Speaking with Forcefield

You are the first sticker artist I’m meeting here in Vancouver.  What motivated you to get your stickers up on the streets?  There were hardly any stickers up in my hometown, and getting my stickers up seemed like the best way to display my artwork. Getting art up in public spaces is great exposure. I live in Victoria, but I get my artwork up in Vancouver, too.  It stays up longer here than in Victoria.

What inspired you to create street art?  My first inspiration was the work by the Brazilian twins, Os Gemeos. I discovered it online a few years back, and it changed my whole idea about street art – and its possibilities.

What is your first graffiti memory?  When I was younger, I kept on seeing a particular piece on the streets. It was a simple throwie that said DF. It stuck it my mind because those are my father’s initials.

Have you any preferred spots to post your stickers and paste-ups? Any place where people can’t easily access them.  Behind steel grating works.

How do you get your materials? I buy them at office supply stores and occasionally at graffiti shops. I saved up money from when I was working. Unlike street art, I don’t think shoplifting is worth getting busted for.

Do you represent any crews?   DMT. It’s small and has lost some members, but I never lost interest in representing it. It stands for Dimethyltryptamine, a natural, extremely potent, psychedelic and it represents the style of many of its members’ artwork.  And more recently I joined an art collective called the Holochron, which focuses on cutting-edge West Coast artists working in all kinds of mediums.

Have you ever been arrested? No, but I’ve had some close calls.  I had to be really careful about the time of the Winter Olympics. Vancouver was trying to be as graffiti-free as possible.  I try to look like a respectable member of society when I’m getting up. To cast suspicion off me, I sometimes wear a tie.

What is your family’s attitude to what you do?  They seem indifferent towards graffiti and what I do on the streets. But they’re supportive of my goal of working as an artist.

Have you ever exhibited your work? It’s been up in tattoo shops and toy stores. But I prefer the street as my gallery.

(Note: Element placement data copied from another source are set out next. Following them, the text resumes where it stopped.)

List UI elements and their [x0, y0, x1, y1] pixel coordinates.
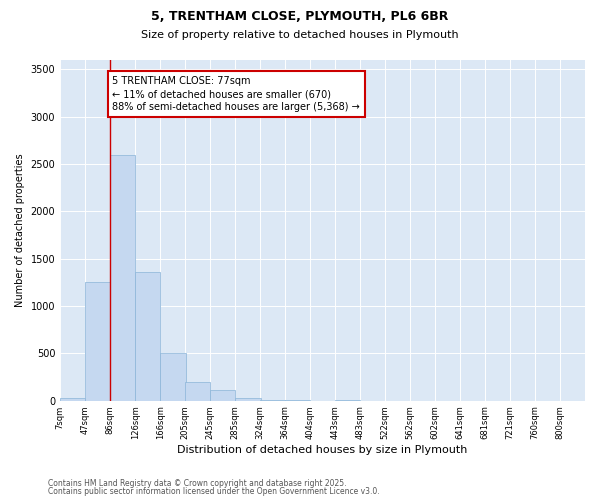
- Text: 5, TRENTHAM CLOSE, PLYMOUTH, PL6 6BR: 5, TRENTHAM CLOSE, PLYMOUTH, PL6 6BR: [151, 10, 449, 23]
- Text: Size of property relative to detached houses in Plymouth: Size of property relative to detached ho…: [141, 30, 459, 40]
- Bar: [60, 398, 85, 400]
- Text: Contains HM Land Registry data © Crown copyright and database right 2025.: Contains HM Land Registry data © Crown c…: [48, 478, 347, 488]
- Bar: [235, 398, 260, 400]
- Bar: [135, 272, 160, 400]
- Text: Contains public sector information licensed under the Open Government Licence v3: Contains public sector information licen…: [48, 487, 380, 496]
- Bar: [160, 354, 185, 401]
- Bar: [210, 390, 235, 400]
- Bar: [110, 154, 135, 400]
- Y-axis label: Number of detached properties: Number of detached properties: [15, 154, 25, 307]
- X-axis label: Distribution of detached houses by size in Plymouth: Distribution of detached houses by size …: [178, 445, 468, 455]
- Text: 5 TRENTHAM CLOSE: 77sqm
← 11% of detached houses are smaller (670)
88% of semi-d: 5 TRENTHAM CLOSE: 77sqm ← 11% of detache…: [112, 76, 360, 112]
- Bar: [185, 382, 210, 400]
- Bar: [85, 282, 110, 401]
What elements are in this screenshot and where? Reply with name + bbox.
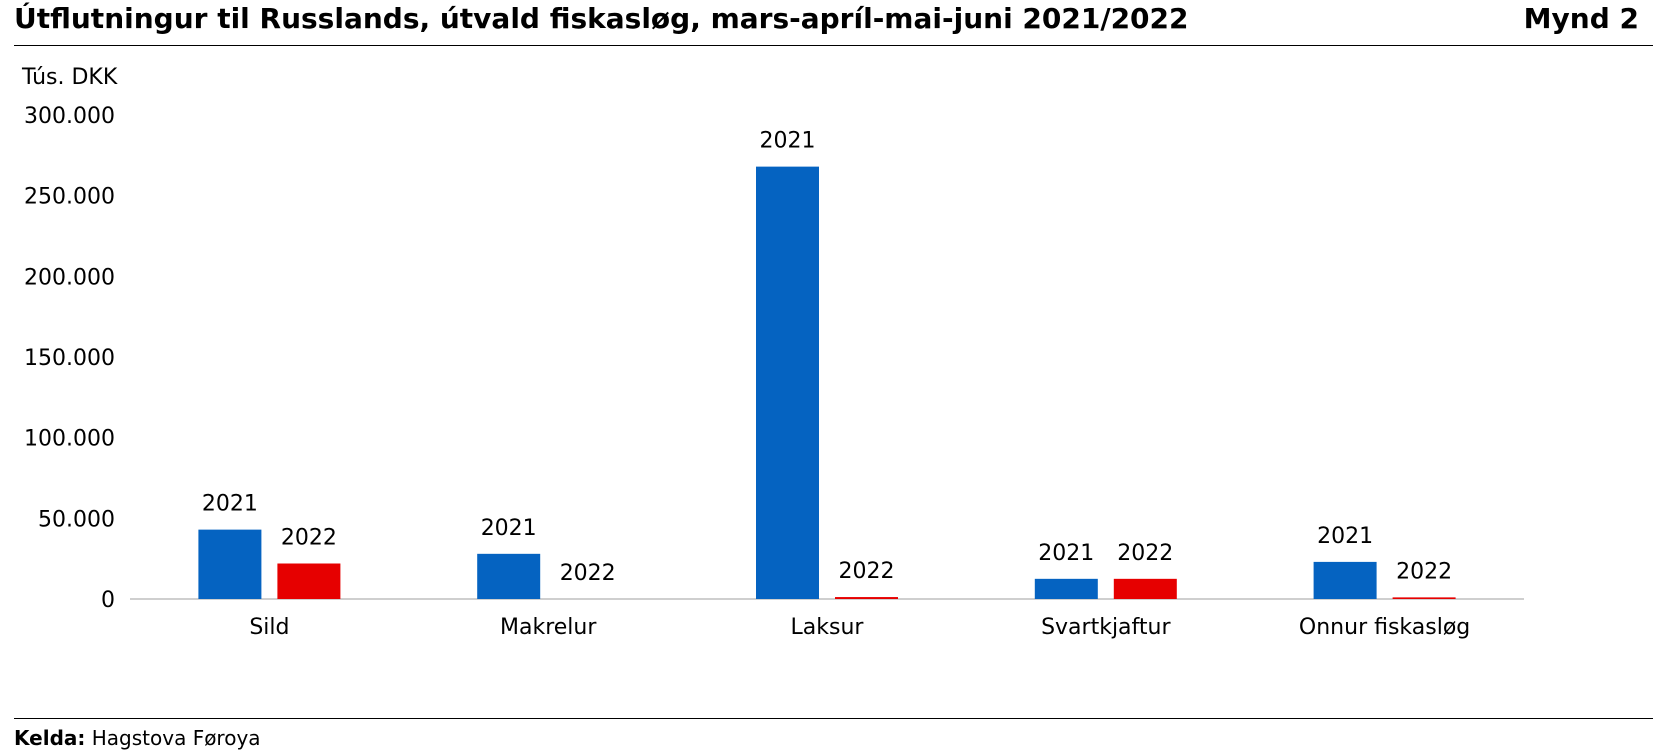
chart-header: Útflutningur til Russlands, útvald fiska… — [0, 0, 1653, 46]
bar-2021-sild — [198, 529, 262, 599]
y-axis-ticks: 0 50.000 100.000 150.000 200.000 250.000 300.0… — [24, 104, 115, 613]
chart-title: Útflutningur til Russlands, útvald fiska… — [14, 2, 1189, 35]
category-label: Laksur — [791, 615, 865, 640]
source-note: Kelda: Hagstova Føroya — [14, 726, 261, 750]
data-label: 2021 — [1317, 524, 1373, 549]
source-label: Kelda: — [14, 726, 86, 750]
y-tick-label: 0 — [101, 588, 115, 613]
bar-2021-onnur-fiskasløg — [1313, 561, 1377, 599]
data-labels-group: 2021 2022 2021 2022 2021 2022 2021 2022 2021 2022 — [202, 129, 1452, 586]
data-label: 2021 — [760, 129, 816, 154]
data-label: 2022 — [1396, 559, 1452, 584]
bar-2022-onnur-fiskasløg — [1392, 597, 1456, 599]
data-label: 2021 — [1038, 541, 1094, 566]
y-tick-label: 200.000 — [24, 265, 115, 290]
data-label: 2021 — [202, 492, 258, 517]
bar-2021-makrelur — [477, 553, 541, 599]
y-tick-label: 150.000 — [24, 346, 115, 371]
y-tick-label: 50.000 — [38, 507, 115, 532]
category-label: Onnur fiskasløg — [1299, 615, 1470, 640]
data-label: 2021 — [481, 516, 537, 541]
data-label: 2022 — [560, 561, 616, 586]
top-rule — [14, 45, 1653, 46]
bottom-rule — [14, 718, 1653, 719]
bar-2022-sild — [277, 563, 341, 599]
source-text: Hagstova Føroya — [91, 726, 261, 750]
bar-chart: Tús. DKK 0 50.000 100.000 150.000 200.000 250… — [21, 65, 1524, 640]
y-tick-label: 300.000 — [24, 104, 115, 129]
data-label: 2022 — [1117, 541, 1173, 566]
bar-2021-svartkjaftur — [1034, 578, 1098, 599]
bar-2022-laksur — [835, 597, 898, 599]
bar-2021-laksur — [756, 166, 819, 600]
data-label: 2022 — [281, 526, 337, 551]
data-label: 2022 — [839, 559, 895, 584]
bars-group — [198, 166, 1456, 600]
y-tick-label: 100.000 — [24, 427, 115, 452]
y-axis-label: Tús. DKK — [21, 65, 118, 90]
bar-2022-svartkjaftur — [1113, 578, 1177, 599]
category-labels-group: Sild Makrelur Laksur Svartkjaftur Onnur fisk… — [249, 615, 1470, 640]
figure-label: Mynd 2 — [1523, 2, 1639, 35]
y-tick-label: 250.000 — [24, 185, 115, 210]
category-label: Sild — [249, 615, 289, 640]
category-label: Svartkjaftur — [1041, 615, 1171, 640]
category-label: Makrelur — [500, 615, 597, 640]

Have you had any formal art training? I studied for one year at an art college and I learned Japanese for a year.

Japanese? Yes, I’m very interested in the Japanese aesthetic.  Not what the words mean, but how they look.

Who are some of your favorite artists? Tokyo-based Trevor Brown, DAIM and Camilla D’Errico – who is here in Vancouver.

Any other passions? Music production

What do you see yourself doing in five years? I’ll still be doing art, of course. And I hope to be working as a graphic designer or doing anything where I get paid to be creative. I want to have a job where I can happily support my creativity.

That’s the best kind of job anyone could have! Good luck!